So who is the new Labour leader?

David Cunliffe, 49, was born in Te Aroha, the son of an Anglican minister and a nurse.

He now lives in the wealthy Auckland suburb of Herne Bay - outside of his New Lynn electorate - but he grew up in Te Kuiti and Pleasant Point, near Timaru.

He followed his father into the Labour Party and though he says he does not often attend church, he remains a committed Christian.


Mr Cunliffe studied politics at Otago University, where he was also a member of the debating team. It was there that he met his wife Karen Price, an environmental lawyer, with whom he has two sons.

He then moved to Harvard University as a Fulbright Scholar and Kennedy Memorial Fellow and graduated with a masters in public administration.

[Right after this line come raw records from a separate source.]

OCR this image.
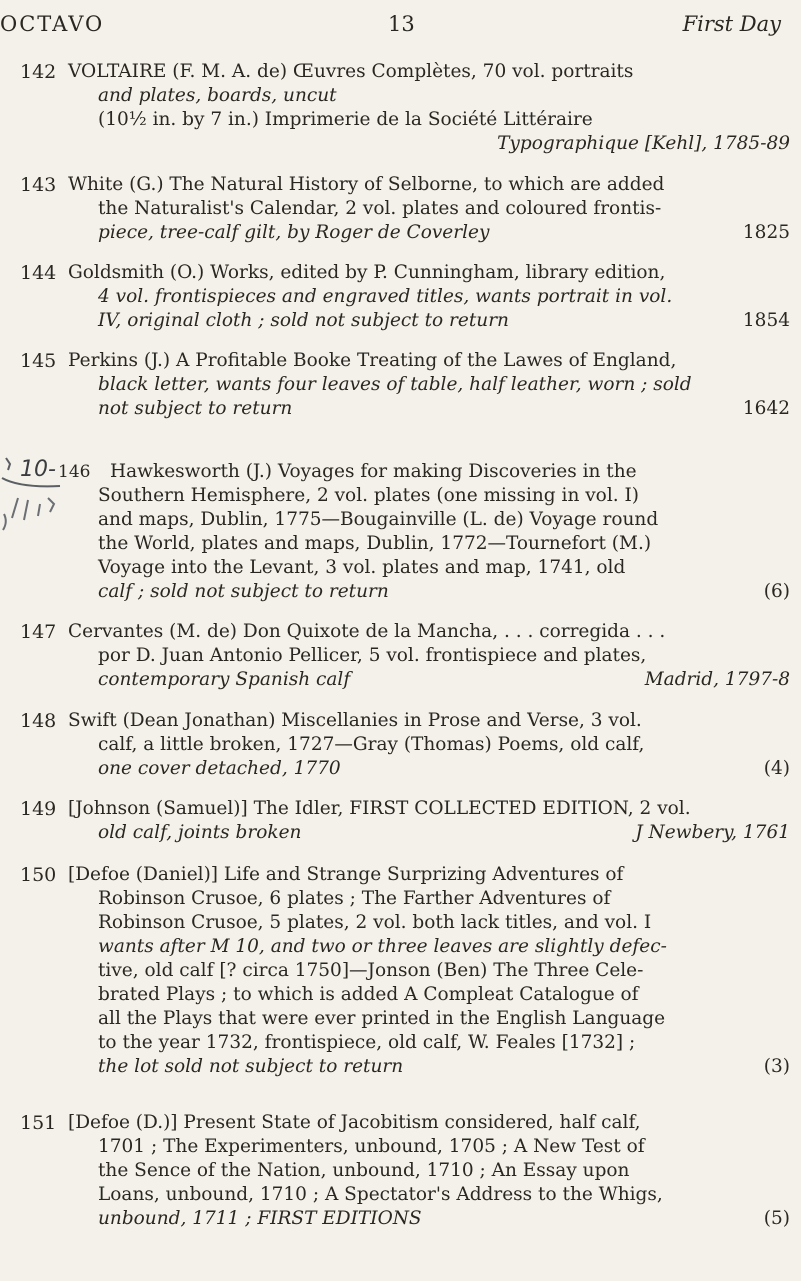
OCTAVO	13	First Day
142 VOLTAIRE (F. M. A. de) Œuvres Complètes, 70 vol. portraits
and plates, boards, uncut
(10½ in. by 7 in.) Imprimerie de la Société Littéraire
Typographique [Kehl], 1785-89
143 White (G.) The Natural History of Selborne, to which are added
the Naturalist's Calendar, 2 vol. plates and coloured frontis-
piece, tree-calf gilt, by Roger de Coverley	1825
144 Goldsmith (O.) Works, edited by P. Cunningham, library edition,
4 vol. frontispieces and engraved titles, wants portrait in vol.
IV, original cloth ; sold not subject to return	1854
145 Perkins (J.) A Profitable Booke Treating of the Lawes of England,
black letter, wants four leaves of table, half leather, worn ; sold
not subject to return	1642
10- 146 Hawkesworth (J.) Voyages for making Discoveries in the
Southern Hemisphere, 2 vol. plates (one missing in vol. I)
and maps, Dublin, 1775—Bougainville (L. de) Voyage round
the World, plates and maps, Dublin, 1772—Tournefort (M.)
Voyage into the Levant, 3 vol. plates and map, 1741, old
calf ; sold not subject to return	(6)
147 Cervantes (M. de) Don Quixote de la Mancha, . . . corregida . . .
por D. Juan Antonio Pellicer, 5 vol. frontispiece and plates,
contemporary Spanish calf	Madrid, 1797-8
148 Swift (Dean Jonathan) Miscellanies in Prose and Verse, 3 vol.
calf, a little broken, 1727—Gray (Thomas) Poems, old calf,
one cover detached, 1770	(4)
149 [Johnson (Samuel)] The Idler, FIRST COLLECTED EDITION, 2 vol.
old calf, joints broken	J Newbery, 1761
150 [Defoe (Daniel)] Life and Strange Surprizing Adventures of
Robinson Crusoe, 6 plates ; The Farther Adventures of
Robinson Crusoe, 5 plates, 2 vol. both lack titles, and vol. I
wants after M 10, and two or three leaves are slightly defec-
tive, old calf [? circa 1750]—Jonson (Ben) The Three Cele-
brated Plays ; to which is added A Compleat Catalogue of
all the Plays that were ever printed in the English Language
to the year 1732, frontispiece, old calf, W. Feales [1732] ;
the lot sold not subject to return	(3)
151 [Defoe (D.)] Present State of Jacobitism considered, half calf,
1701 ; The Experimenters, unbound, 1705 ; A New Test of
the Sence of the Nation, unbound, 1710 ; An Essay upon
Loans, unbound, 1710 ; A Spectator's Address to the Whigs,
unbound, 1711 ; FIRST EDITIONS	(5)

After Harvard he worked as a diplomat, an economist and as a business strategist for Boston Consulting Group.

He was seen as one of a new wave of Labour MPs who are wealthy, highly educated and comfortable with business groups as well as unions.

Mr Cunliffe was first elected in the Titirangi electorate seat, which later became New Lynn, in 1999. He has held the New Lynn seat since 2002.

He was a successful minister in Helen Clark's Government, in which he held the health and IT portfolios. As IT Minister, he earned praise for unbundling Telecom's local loop monopoly. After Labour was defeated in 2008, he rose to number 3 on the party list and was appointed finance spokesman.

When Phil Goff stood down as leader after defeat in the 2011 general election, Mr Cunliffe ran for the leadership but lost to David Shearer.

He was demoted to the backbenches in February after he refused to rule out a challenge for Mr Shearer's position at Labour's annual conference in November.


After Mr Shearer resigned on August 22, Mr Cunliffe made his second bid for the leadership.